Miracle Plane Crash Survivor Sailor Gutzler, Surrounded by Relatives, Is 'Being Strong'
How does a little girl begin to mend after surviving the terrifying plane crash that killed her parents and beloved big sister and cousin?
For 7-year-old Sailor Gutzler, healing has started at home.
Sailor, the second grader who walked away from Friday’s crash and miraculously navigated the cold dark woods of Kentucky to get help, is surrounded by relatives as she grieves at home in Nashville, Illinois, family friends tell PEOPLE.
Michele Imrisik visited Sailor after her heartbreaking homecoming from Kuttawa, Kentucky, where the family’s small private plane went down on the flight home from a New Year’s vacation in Key West, Florida. Sailor emerged from the wreckage with only a broken wrist.
“She didn’t have a scratch on her except for a cast on the bottom of her left arm,” Imrisik says in an interview for the new issue of PEOPLE. “She was sitting on the couch between her cousins playing video games.”

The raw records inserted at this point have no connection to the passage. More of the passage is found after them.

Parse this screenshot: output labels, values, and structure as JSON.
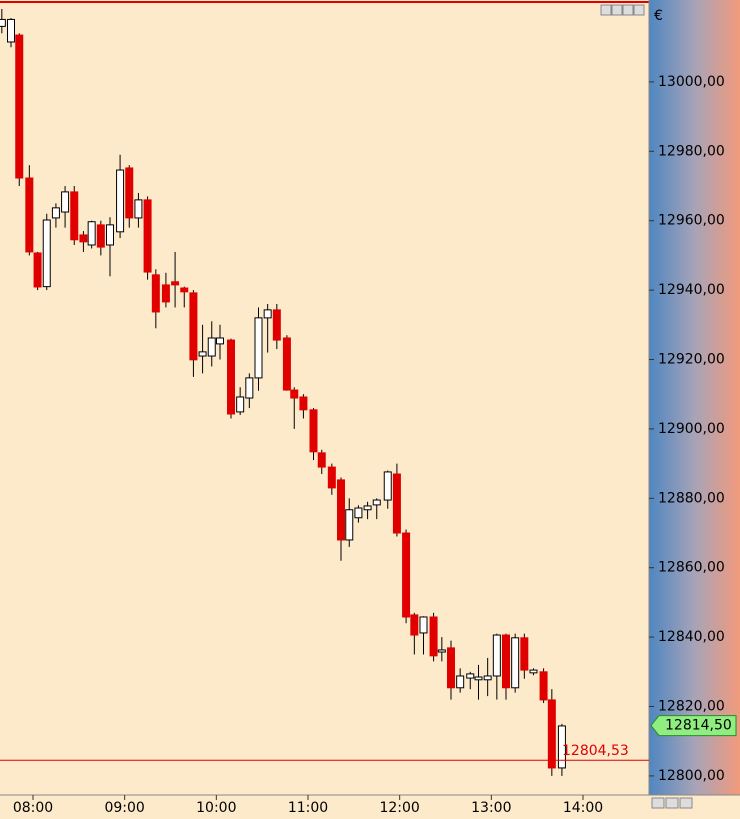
{
  "chart_data": {
    "type": "candlestick",
    "currency": "€",
    "up_color": "#ffffff",
    "down_color": "#e00000",
    "x": [
      7.66,
      7.76,
      7.85,
      7.96,
      8.05,
      8.15,
      8.25,
      8.35,
      8.45,
      8.55,
      8.64,
      8.74,
      8.84,
      8.95,
      9.05,
      9.15,
      9.25,
      9.34,
      9.45,
      9.55,
      9.65,
      9.75,
      9.85,
      9.95,
      10.04,
      10.16,
      10.26,
      10.36,
      10.46,
      10.56,
      10.66,
      10.77,
      10.85,
      10.95,
      11.06,
      11.15,
      11.26,
      11.36,
      11.45,
      11.55,
      11.65,
      11.75,
      11.87,
      11.97,
      12.07,
      12.16,
      12.26,
      12.37,
      12.46,
      12.56,
      12.66,
      12.77,
      12.86,
      12.96,
      13.06,
      13.16,
      13.26,
      13.36,
      13.46,
      13.57,
      13.66,
      13.77
    ],
    "open": [
      13016,
      13011.5,
      13013.5,
      12972.3,
      12950.7,
      12941,
      12960.8,
      12962.5,
      12968.3,
      12955.9,
      12953,
      12958.8,
      12953,
      12956.8,
      12975.2,
      12960.8,
      12966,
      12944.4,
      12941.5,
      12942.4,
      12940.6,
      12939.2,
      12921,
      12921,
      12924.5,
      12925.6,
      12904.9,
      12908.9,
      12914.7,
      12932,
      12934.3,
      12926.2,
      12911.2,
      12909.2,
      12905.5,
      12893.1,
      12889,
      12885.3,
      12868,
      12874.4,
      12876.7,
      12878.1,
      12879.5,
      12887,
      12870,
      12846.4,
      12841.2,
      12845.8,
      12835.7,
      12836.9,
      12825.4,
      12828.2,
      12827.7,
      12827.7,
      12828.8,
      12840.6,
      12825.4,
      12839.8,
      12829.7,
      12830,
      12821.9,
      12802.3
    ],
    "high": [
      13021,
      13018.4,
      13014,
      12976,
      12951,
      12962,
      12965,
      12970,
      12970,
      12957,
      12960,
      12960,
      12961,
      12979,
      12976,
      12968,
      12967,
      12946,
      12945,
      12951,
      12941,
      12940,
      12930,
      12931,
      12930,
      12926,
      12912,
      12916,
      12935,
      12936,
      12936,
      12927,
      12912,
      12910,
      12906,
      12894,
      12890,
      12886,
      12880,
      12878,
      12879,
      12880,
      12888,
      12890,
      12871,
      12847,
      12846,
      12847,
      12840,
      12839,
      12831,
      12830,
      12832,
      12834,
      12841,
      12841,
      12841,
      12841,
      12831,
      12831,
      12825,
      12815
    ],
    "low": [
      13014,
      13010,
      12970,
      12950,
      12940,
      12940,
      12958,
      12958,
      12953,
      12951,
      12952,
      12950,
      12944,
      12955,
      12958,
      12958,
      12943,
      12929,
      12935,
      12935,
      12935,
      12915,
      12916,
      12918,
      12920,
      12903,
      12904,
      12906,
      12911,
      12922,
      12923,
      12911,
      12900,
      12903,
      12891,
      12887,
      12881,
      12862,
      12866,
      12873,
      12874,
      12874,
      12877,
      12869,
      12844,
      12835,
      12835,
      12833,
      12833,
      12822,
      12824,
      12825,
      12822,
      12823,
      12822,
      12822,
      12824,
      12828,
      12829,
      12821,
      12800,
      12800
    ],
    "close": [
      13018,
      13018,
      12972.3,
      12951,
      12940.9,
      12960.2,
      12963.7,
      12968.3,
      12954.5,
      12953.9,
      12959.7,
      12952.4,
      12958.8,
      12974.6,
      12960.8,
      12966,
      12945.2,
      12933.7,
      12936.6,
      12941.5,
      12939.5,
      12919.9,
      12922.2,
      12926.2,
      12926.2,
      12904.3,
      12909.2,
      12914.7,
      12932,
      12934.3,
      12925.6,
      12911.2,
      12908.9,
      12905.5,
      12893.4,
      12889,
      12883,
      12868,
      12876.7,
      12877.2,
      12877.8,
      12879.5,
      12887.6,
      12870,
      12845.8,
      12840.6,
      12845.8,
      12834.6,
      12836.3,
      12825.4,
      12828.8,
      12829.4,
      12828.5,
      12828.8,
      12840.6,
      12825.4,
      12839.8,
      12830.5,
      12830.5,
      12821.9,
      12802.3,
      12814.4
    ],
    "xlim": [
      7.64,
      14.72
    ],
    "xticks": [
      {
        "value": 8,
        "label": "08:00"
      },
      {
        "value": 9,
        "label": "09:00"
      },
      {
        "value": 10,
        "label": "10:00"
      },
      {
        "value": 11,
        "label": "11:00"
      },
      {
        "value": 12,
        "label": "12:00"
      },
      {
        "value": 13,
        "label": "13:00"
      },
      {
        "value": 14,
        "label": "14:00"
      }
    ],
    "ylim": [
      12794.5,
      13023.6
    ],
    "yticks": [
      {
        "value": 12800,
        "label": "12800,00"
      },
      {
        "value": 12820,
        "label": "12820,00"
      },
      {
        "value": 12840,
        "label": "12840,00"
      },
      {
        "value": 12860,
        "label": "12860,00"
      },
      {
        "value": 12880,
        "label": "12880,00"
      },
      {
        "value": 12900,
        "label": "12900,00"
      },
      {
        "value": 12920,
        "label": "12920,00"
      },
      {
        "value": 12940,
        "label": "12940,00"
      },
      {
        "value": 12960,
        "label": "12960,00"
      },
      {
        "value": 12980,
        "label": "12980,00"
      },
      {
        "value": 13000,
        "label": "13000,00"
      }
    ],
    "level": {
      "value": 12804.53,
      "label": "12804,53",
      "color": "#e00000"
    },
    "last_price": {
      "value": 12814.5,
      "label": "12814,50",
      "color": "#90ee80"
    }
  }
}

Imrisik, a local county-government clerk, says the split-level home was brimming with relatives – many of Sailor’s grandparents, aunts, uncles and cousins live in tightknit Nashville, population 3,200 – and all of them were grieving for the family that didn’t make it out of the crash: Sailor’s parents, Marty and Kimberly, her sister Piper, 9, and cousin Sierra Wilder, 14.
“Everyone there was in shock,” says Imrisik.
Sailor’s half-sister Kasie, Kimberly’s grown daughter from her first marriage, was there with her family and caring for Sailor.
“She was very quiet but she was playing and laughing,” says Imrisik. “It’s my understanding that she told someone else she has to be strong for her mom and dad because they would want her to be strong.”
Strong, but not alone. Relatives have already launched a website, www.sailorgutzlerfund.com for memorial donations to “help Sailor obtain the emotional, physical and educational support she will need in the years to come.”
And, as funeral services begin Tuesday afternoon with funeral-home calling hours for Wilder, Sailor can count on lots of homegrown help, too. Says another family friend: “We will all come together to raise this child Everybody will look out for her.”